The fundamental legal articulation for a search incident to arrest (SITA) is often misunderstood. While we do, incident to an arrest, search the person for officer safety (and very important to do), that is the “why” (one of them), not the “authority”. The authority is derived from law. The Supreme Court of Canada has reaffirmed our authority for this “common law” power. In R. v. Caslake 1998 1 S.C.R. 51, at paragraphs 13 and 17 of the decision, the SCC ruled essentially that officers undertaking a search incidental to arrest do not require reasonable and probable grounds; a lawful arrest provides that foundation and the right to search derives from it. The right to search arises from the fact of the arrest. At paragraph 19, the SCC said that the three main purposes of a search incidental to arrest are: one, to ensure the safety of the police and the public; two, to protect evidence; three, to discover evidence. Taken one step further, at paragraph 22, the SCC ruled that if the justification for the search is to find evidence, there must be a reasonable prospect the evidence will relate to the offence for which the person has been arrested. Hence the difference between SITA a motor vehicle for a driver arrested for breach of probation versus one arrested for operating while impaired. In this example, the reasonable prospect will generally be lacking for the first, but there for the latter.

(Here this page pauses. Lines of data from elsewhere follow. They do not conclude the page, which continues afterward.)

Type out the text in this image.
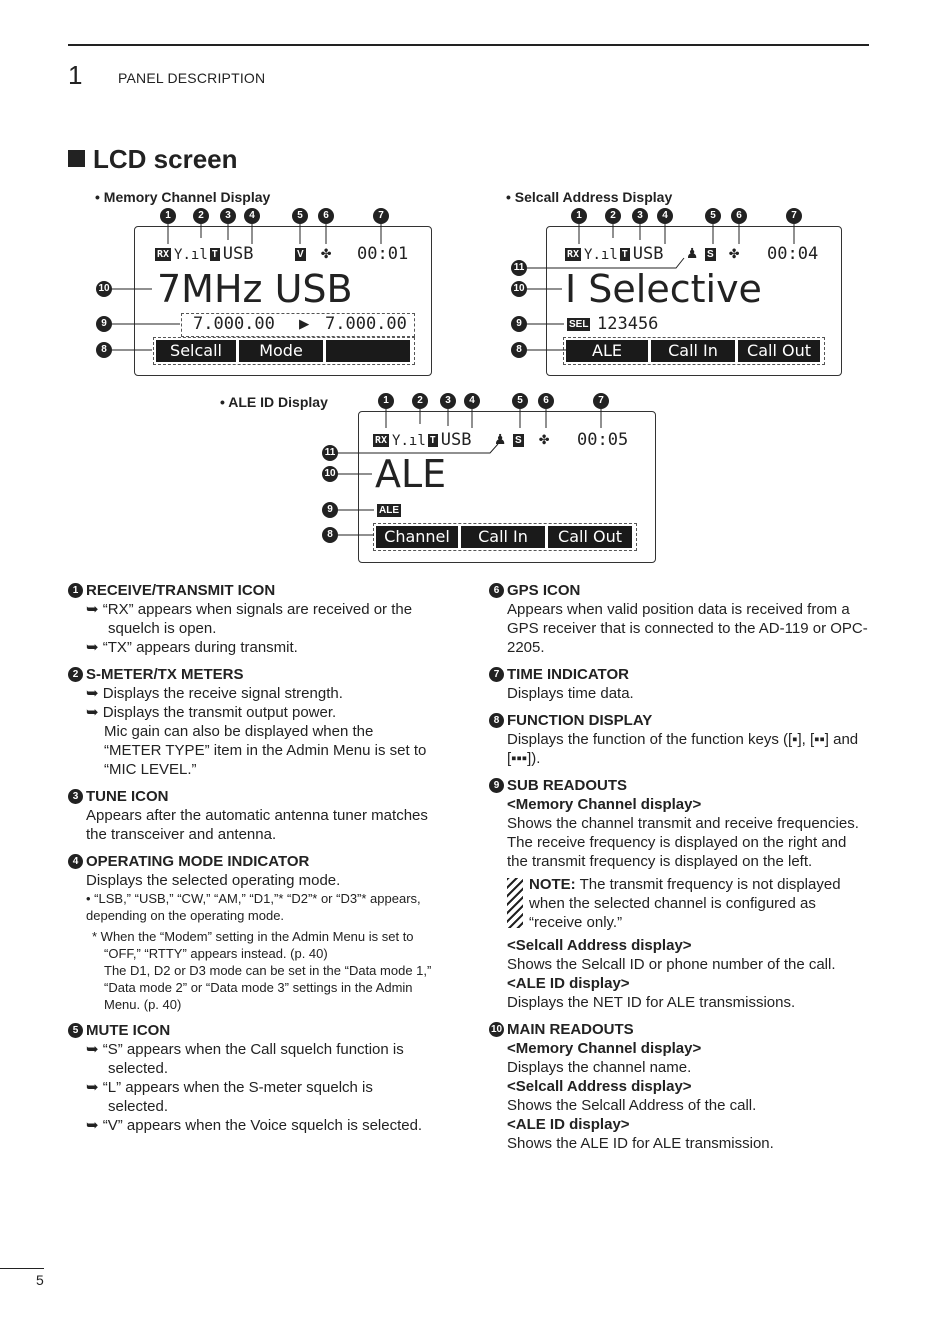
1	PANEL DESCRIPTION
LCD screen
• Memory Channel Display
1	2	3	4	5	6	7
10
9
8
RX Y.ıl T USB	V ✤ 00:01
7MHz USB
7.000.00 ▶ 7.000.00
Selcall	Mode
• Selcall Address Display
1	2	3	4	5	6	7
11
10
9
8
RX Y.ıl T USB ♟ S ✤ 00:04
I Selective
SEL 123456
ALE	Call In	Call Out
• ALE ID Display	1	2	3	4	5	6	7
11
10
9
8
RX Y.ıl T USB ♟ S ✤ 00:05
ALE
ALE
Channel	Call In	Call Out
1 RECEIVE/TRANSMIT ICON
➥ “RX” appears when signals are received or the squelch is open.
➥ “TX” appears during transmit.
2 S-METER/TX METERS
➥ Displays the receive signal strength.
➥ Displays the transmit output power.
Mic gain can also be displayed when the “METER TYPE” item in the Admin Menu is set to “MIC LEVEL.”
3 TUNE ICON
Appears after the automatic antenna tuner matches the transceiver and antenna.
4 OPERATING MODE INDICATOR
Displays the selected operating mode.
• “LSB,” “USB,” “CW,” “AM,” “D1,”* “D2”* or “D3”* appears, depending on the operating mode.
* When the “Modem” setting in the Admin Menu is set to “OFF,” “RTTY” appears instead. (p. 40)
The D1, D2 or D3 mode can be set in the “Data mode 1,” “Data mode 2” or “Data mode 3” settings in the Admin Menu. (p. 40)
5 MUTE ICON
➥ “S” appears when the Call squelch function is selected.
➥ “L” appears when the S-meter squelch is selected.
➥ “V” appears when the Voice squelch is selected.
6 GPS ICON
Appears when valid position data is received from a GPS receiver that is connected to the AD-119 or OPC-2205.
7 TIME INDICATOR
Displays time data.
8 FUNCTION DISPLAY
Displays the function of the function keys ([▪], [▪▪] and [▪▪▪]).
9 SUB READOUTS
<Memory Channel display>
Shows the channel transmit and receive frequencies. The receive frequency is displayed on the right and the transmit frequency is displayed on the left.
NOTE: The transmit frequency is not displayed when the selected channel is configured as “receive only.”
<Selcall Address display>
Shows the Selcall ID or phone number of the call.
<ALE ID display>
Displays the NET ID for ALE transmissions.
10 MAIN READOUTS
<Memory Channel display>
Displays the channel name.
<Selcall Address display>
Shows the Selcall Address of the call.
<ALE ID display>
Shows the ALE ID for ALE transmission.
5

Also, at paragraph 53 of Cloutier v. Langlois 1990 1 S.C.R. 158, the SCC said in part, “…a search of the accused for weapons or other dangerous articles is necessary as an elementary precaution to preclude the possibility of their use against the police, the nearby public or the accused himself….Further, the process of arrest must ensure that evidence found on the accused and in his immediate surroundings is preserved. The effectiveness of the system depends in part on the ability of peace officers to collect evidence that can be used in establishing the guilt of a suspect beyond a reasonable doubt. The legitimacy of the justice system would be but a mere illusion if the person arrested were allowed to destroy evidence in his possession at the time of the arrest.”
The correct legal articulation for the, “Under what authority did you search my client” question is one of law, not “for officer safety” (different from investigative detention that was addressed in R. v. Mann 2004 S.C.J. No. 49); the, “Why did you search my client” question can be “for officer safety” (or two, to protect evidence; three, to discover evidence). Word play at its best, but important to know the difference.